Je suis parti de chez moi il y a cinq ans. Mon voyage a réellement commencé en Afrique. J’ai pris l’avion depuis New Delhi et je suis arrivé en Ethiopie où j’ai passé à peine une heure. Je suis ensuite monté dans un autre avion jusqu’au Mali et j’ai passé deux mois là-bas. Au bout d’un moment notre passeur nous a dit qu’on était obligé d’attendre, le temps d’obtenir un nouveau visa qui nous permettrait d’aller directement en Espagne. On a attendu encore longtemps mais le passeur ne donnait plus de nouvelles. C’est alors un nouveau voyage qui a commencé, en bus cette fois, et on est arrivé dans une nouvelle ville à quasiment deux mille kilomètres de là (nda : selon toute logique, à la frontière entre l’Algérie et le Mali). On a passé sept jours à attendre. Plus de nouvelles du passeur. Finalement on a repris la route, en voiture, et on est arrivé dans le désert du Sahara. Nous avons eu énormément de problèmes, de nourriture et d’eau notamment. Certains de mes compagnons de route sont tombés malades et d’autres sont morts à cause de la faim, de la soif ou de l’absence de médicaments. Les piqûres d’insectes étaient aussi un vrai problème. Au final, quatre de mes amis sont morts en chemin parce qu’ils n’avaient pas les forces nécessaires pour endurer un tel voyage, sous une telle chaleur.

Et le calvaire de Gurjeet ne s’est pas arrêté là. Avant de réussir à pénétrer dans Ceuta au bout de sa sixième ou septième tentative, il s’est fait dépouiller plus de quinze mille euros par divers passeurs, a goûté le bout des bottes en cuir des militaires algériens, s’est fait volé son passeport avant de s’embarquer dans un canot dont quatre personnes ne sont jamais sorties vivantes. Pour quoi au final? Pour se retrouver enfermé tel un détenu de droit commun dans une ville où il faut être Espagnol ou taré pour avoir envie de vivre.

Après son entrée, plié en quatre au dessus de la roue arrière d’une vieille caisse marocaine, Gurjeet comme tous les clandestins de sa trempe a atterri au CETI, le centre de rétention de la ville. Là-bas, plusieurs nationalités se côtoient. Ils sont huit ou dix par chambre, partageant repas et maladies, en tentant tant bien que mal de s’occuper pendant la journée, leur condition de clando ne leur permettant pas d’accéder à un emploi légal. Débarqué au CETI en 2007 – l’endroit accueille toute personne n’étant pas en situation d’expulsion – Gurjeet n’y est resté qu’un an avant de se barrer, une menace d’expulsion pesant justement sur ses épaules. Depuis, il survit tant bien que mal dans une forêt avec une cinquantaine d’Indiens, tous dans la même situation que lui. Leur quotidien n’est pas très reluisant. Ils vivent installés dans un camp de fortune qu’ils ont eux-même bâtis en amassant des rondins de bois, des bâches et quelques matelas.

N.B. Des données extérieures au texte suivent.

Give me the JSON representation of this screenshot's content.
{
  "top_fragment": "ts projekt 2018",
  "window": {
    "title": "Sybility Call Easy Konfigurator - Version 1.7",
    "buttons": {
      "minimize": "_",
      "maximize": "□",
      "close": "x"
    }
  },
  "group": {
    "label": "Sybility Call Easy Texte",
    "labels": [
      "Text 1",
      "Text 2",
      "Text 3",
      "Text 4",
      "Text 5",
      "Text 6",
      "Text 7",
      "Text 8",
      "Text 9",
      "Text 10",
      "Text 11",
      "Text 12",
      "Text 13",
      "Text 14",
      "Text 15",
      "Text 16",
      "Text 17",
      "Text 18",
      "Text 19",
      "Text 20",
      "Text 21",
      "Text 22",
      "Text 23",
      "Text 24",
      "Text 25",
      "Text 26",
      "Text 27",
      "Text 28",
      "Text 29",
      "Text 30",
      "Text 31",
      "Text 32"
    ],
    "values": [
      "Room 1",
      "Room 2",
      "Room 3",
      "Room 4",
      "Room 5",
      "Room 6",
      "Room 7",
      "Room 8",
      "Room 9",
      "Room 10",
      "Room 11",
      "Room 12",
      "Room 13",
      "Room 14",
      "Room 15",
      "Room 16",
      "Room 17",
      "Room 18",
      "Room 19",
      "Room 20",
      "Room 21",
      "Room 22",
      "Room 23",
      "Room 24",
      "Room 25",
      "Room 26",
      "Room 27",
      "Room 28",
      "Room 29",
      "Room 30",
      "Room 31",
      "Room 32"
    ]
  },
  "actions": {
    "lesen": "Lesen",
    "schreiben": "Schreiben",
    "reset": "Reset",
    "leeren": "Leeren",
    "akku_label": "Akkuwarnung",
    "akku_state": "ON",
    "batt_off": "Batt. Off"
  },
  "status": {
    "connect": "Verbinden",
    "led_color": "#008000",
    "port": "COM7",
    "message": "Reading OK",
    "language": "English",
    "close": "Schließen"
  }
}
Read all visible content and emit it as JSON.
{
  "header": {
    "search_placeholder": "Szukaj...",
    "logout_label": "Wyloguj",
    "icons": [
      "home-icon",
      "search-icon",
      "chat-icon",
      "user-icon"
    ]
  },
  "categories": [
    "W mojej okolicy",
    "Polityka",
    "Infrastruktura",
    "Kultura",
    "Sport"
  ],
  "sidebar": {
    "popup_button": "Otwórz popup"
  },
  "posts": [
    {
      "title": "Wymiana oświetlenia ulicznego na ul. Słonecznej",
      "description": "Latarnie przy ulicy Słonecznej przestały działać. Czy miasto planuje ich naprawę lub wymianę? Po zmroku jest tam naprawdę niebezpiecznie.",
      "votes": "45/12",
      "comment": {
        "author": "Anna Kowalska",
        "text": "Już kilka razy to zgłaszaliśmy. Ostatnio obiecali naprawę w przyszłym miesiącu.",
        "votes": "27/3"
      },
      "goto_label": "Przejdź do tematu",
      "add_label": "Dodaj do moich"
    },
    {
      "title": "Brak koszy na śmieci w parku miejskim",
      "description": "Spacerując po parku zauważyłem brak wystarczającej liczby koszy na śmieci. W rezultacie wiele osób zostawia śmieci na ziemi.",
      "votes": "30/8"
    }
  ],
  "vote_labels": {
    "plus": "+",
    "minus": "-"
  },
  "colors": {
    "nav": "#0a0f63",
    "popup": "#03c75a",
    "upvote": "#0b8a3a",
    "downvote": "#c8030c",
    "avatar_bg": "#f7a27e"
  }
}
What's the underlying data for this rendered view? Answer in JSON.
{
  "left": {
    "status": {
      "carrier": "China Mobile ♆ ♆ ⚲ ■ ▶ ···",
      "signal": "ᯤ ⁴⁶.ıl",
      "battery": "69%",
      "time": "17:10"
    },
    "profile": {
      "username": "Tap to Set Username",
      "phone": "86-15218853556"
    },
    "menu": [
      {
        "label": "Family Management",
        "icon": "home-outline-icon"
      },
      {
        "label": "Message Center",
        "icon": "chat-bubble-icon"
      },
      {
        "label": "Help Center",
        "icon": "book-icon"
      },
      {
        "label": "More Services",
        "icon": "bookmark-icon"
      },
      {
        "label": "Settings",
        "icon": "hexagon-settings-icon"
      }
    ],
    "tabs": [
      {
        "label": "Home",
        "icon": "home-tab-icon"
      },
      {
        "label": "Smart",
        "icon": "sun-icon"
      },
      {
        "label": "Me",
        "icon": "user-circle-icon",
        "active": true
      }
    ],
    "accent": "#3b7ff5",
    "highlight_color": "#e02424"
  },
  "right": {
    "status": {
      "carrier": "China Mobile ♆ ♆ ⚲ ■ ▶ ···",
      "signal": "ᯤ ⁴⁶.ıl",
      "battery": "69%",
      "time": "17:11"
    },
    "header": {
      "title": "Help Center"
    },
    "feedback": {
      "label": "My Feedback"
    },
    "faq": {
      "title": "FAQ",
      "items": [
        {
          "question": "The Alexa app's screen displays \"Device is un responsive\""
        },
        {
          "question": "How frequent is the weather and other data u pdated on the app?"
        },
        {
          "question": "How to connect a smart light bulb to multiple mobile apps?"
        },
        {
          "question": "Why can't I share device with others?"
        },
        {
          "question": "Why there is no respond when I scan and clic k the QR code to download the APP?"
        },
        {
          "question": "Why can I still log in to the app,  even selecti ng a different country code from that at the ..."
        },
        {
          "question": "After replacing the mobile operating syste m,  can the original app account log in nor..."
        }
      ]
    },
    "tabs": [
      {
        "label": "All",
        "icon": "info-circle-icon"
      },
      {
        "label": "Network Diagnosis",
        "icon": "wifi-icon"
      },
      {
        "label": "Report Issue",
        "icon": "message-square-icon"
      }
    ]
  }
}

Hormis la prière, la cuisine et le ménage si l’on peut dire – le camp est un sacré dépotoir – Gurjeet et ses potes s’occupent essentiellement en jouant les aides sur le parking d’un supermarché situé à une demie-heure de marche de là. Avec le temps, les gens du coin ont appris à s’habituer à leur présence, et se prêtent au jeu en leur demandant de charger leurs courses dans le coffre, histoire de leur donner une petite pièce. Les petites vieilles s’en accommodent plutôt bien et disposent de la sorte de jeunes gens prêts à porter leurs achats jusque chez elle. C’est l’occasion au passage de tailler un brin de causette avec ces individus venus du bout du monde, qui ont toujours une anecdote colorée à raconter sur leur vie passée. Et puis il y a tout le réseau d’aide autour d’eux. La soeur Paola notamment, une missionnaire alterno d’une soixante d’années qui leur donne des cours d’espagnol dans son local et leur met quelques médicaments à disposition. Il y a le centre San Bernardo aussi, qui leur file la possibilité de prendre des douches, manière de rester digne dans la misère. En bout de course, ces voyageurs malgré eux reçoivent enfin un coup de main de la communauté indienne de Ceuta, une petite diaspora établie depuis l’indépendance de 1947, qui ne manquent pas de leur fournir vêtements et nourriture en toute discrétion.

Cette histoire de migrants qui fantasment l’Europe comme une terre promise pue complètement la lose. A l’échelle d’un territoire gros comme un confetti, Ceuta cristallise toute la détresse de ce sud qui idéalise naïvement le nord comme un havre économique bienveillant. Bloqué à l’intérieur du mur depuis trois années, le dernier espoir de Gurjeet et des cinquante-trois autres Indiens dans sa situation repose désormais sur une missive adressée au gouvernement espagnol dans laquelle ils l’exhortent à annuler l’arrêt d’expulsion qui pèse sur leurs têtes, afin de rejoindre enfin celle qu’ils s’appellent “La Grande Espagne” par opposition à cette ville espagnole autonome bâtarde. Au dessus de la carcasse des vivants, bloqué d’un côté ou de l’autre du mur, rôdent les âmes de tous ceux qui sont morts en payant le prix de cette attente insensée. Amnesty International estime d’ailleurs qu’en dix ans – depuis la création du mur – plusieurs milliers de personnes sont mortes noyées en essayant de contourner cette saloperie de barrière.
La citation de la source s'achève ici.